Para Chaplin, “Tempos Modernos” foi um desastre. Foi obrigado a obter o visto de saída dos Estados Unidos para a Europa, isso já em 1952, quando terminava a era macartista nos Estados Unidos. E mesmo na Europa foi chamado de “bolchevista” só por causa de uma sequência tão simples quanto simbólica no seu conteúdo político. Se vocês reverem o filme, vão saber por que Chaplin criou, talvez sem querer, um dos mais clássicos momentos do cinema em todos os tempos: Carlitos pega a bandeira vermelha de sinalização de um caminhão a começa a agita-la para devolve-la ao motorista. E, de tanto agitar a bandeirola, acaba de transformando no líder de uma poderosa manifestação dos operários grevistas que vinham atrás. Essa sequência apenas vale por todo o filme.

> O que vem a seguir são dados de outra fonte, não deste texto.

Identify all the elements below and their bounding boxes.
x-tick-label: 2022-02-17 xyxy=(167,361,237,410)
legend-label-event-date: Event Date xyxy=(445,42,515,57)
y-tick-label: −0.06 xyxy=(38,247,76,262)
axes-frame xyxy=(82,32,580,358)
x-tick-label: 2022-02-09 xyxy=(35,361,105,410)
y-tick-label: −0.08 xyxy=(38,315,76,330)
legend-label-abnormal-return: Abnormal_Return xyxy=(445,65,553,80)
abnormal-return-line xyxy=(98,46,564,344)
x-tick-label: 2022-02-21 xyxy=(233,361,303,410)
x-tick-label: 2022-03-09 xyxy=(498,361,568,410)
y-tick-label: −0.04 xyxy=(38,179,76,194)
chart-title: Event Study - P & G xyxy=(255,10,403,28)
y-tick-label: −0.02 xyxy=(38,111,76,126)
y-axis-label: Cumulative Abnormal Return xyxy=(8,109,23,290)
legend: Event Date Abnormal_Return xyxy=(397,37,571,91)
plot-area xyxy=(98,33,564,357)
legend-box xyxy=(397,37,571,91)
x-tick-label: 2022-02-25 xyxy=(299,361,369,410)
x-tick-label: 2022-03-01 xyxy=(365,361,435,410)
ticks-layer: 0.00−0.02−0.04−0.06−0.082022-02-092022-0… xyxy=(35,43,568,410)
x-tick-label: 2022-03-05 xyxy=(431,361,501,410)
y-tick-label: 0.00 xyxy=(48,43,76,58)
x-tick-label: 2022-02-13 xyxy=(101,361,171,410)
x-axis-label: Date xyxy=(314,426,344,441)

A programação desta homenagem a Chaplin, um tanto fora do tempo mas ainda assim justificável e agradável, ainda terá, na sexta-feira, às 6 da tarde, “Um Rei em Nova York” e, às 19h50, “Chaplin Today”, com o curta “Casamento ou Luxo” (1923), filme pouco conhecido. No dia seguinte, sábado, 22, às seis da tarde, outro clássico dele, “Luzes da Ribalta” (Limelight, 1953). Nem é preciso falar algo sobre o filme, um dos mais conhecidos trabalhos de Chaplin. Basta recordar a trilha sonora que ele mesmo compôs e que até hoje é executada no mundo inteiro. Outra obra, portanto, para ser vista ou revista. E o ciclo chapliniano acaba no domingo, dia 23, às 5 e meia da tarde, com o magnífico “O Grande Ditador” (The Great Ditactor, 1940). Três anos antes, o diretor Alexander Korda sugeriu a Chaplin uma história sobre Adolf Hitler. O motivo?. Um erro de identidade, porque ele, Carlitos, tinha o mesmo bigodinho e poderia bancar o ditador nazista sem ofender ninguém. Não foi por aí. Dois anos de preparação do argumento chegou-se à história do barbeiro judeu e humilde que assume o lugar de Hitler, gira o mapa-mundi nas pontas dos pés como se fosse o dono do mundo – outra sequência magistral – e faz aquele seu clássico discurso final, onde foi além da fantasia e da ficção. Não sem problemas. O discurso final foi responsável, em grande parte, pela expulsão de Chaplin dos Estados Unidos, uma década mais tarde, quando o Governo norte-americano decidiu que um jundo de tensões seria mais proveitoso do que o mundo da razão. Ave, Bush!. Mas o apelo feito por Chaplin continua vigoroso como credo de um artista que acreditava que a consciência criadora jamais poderia ser silenciada.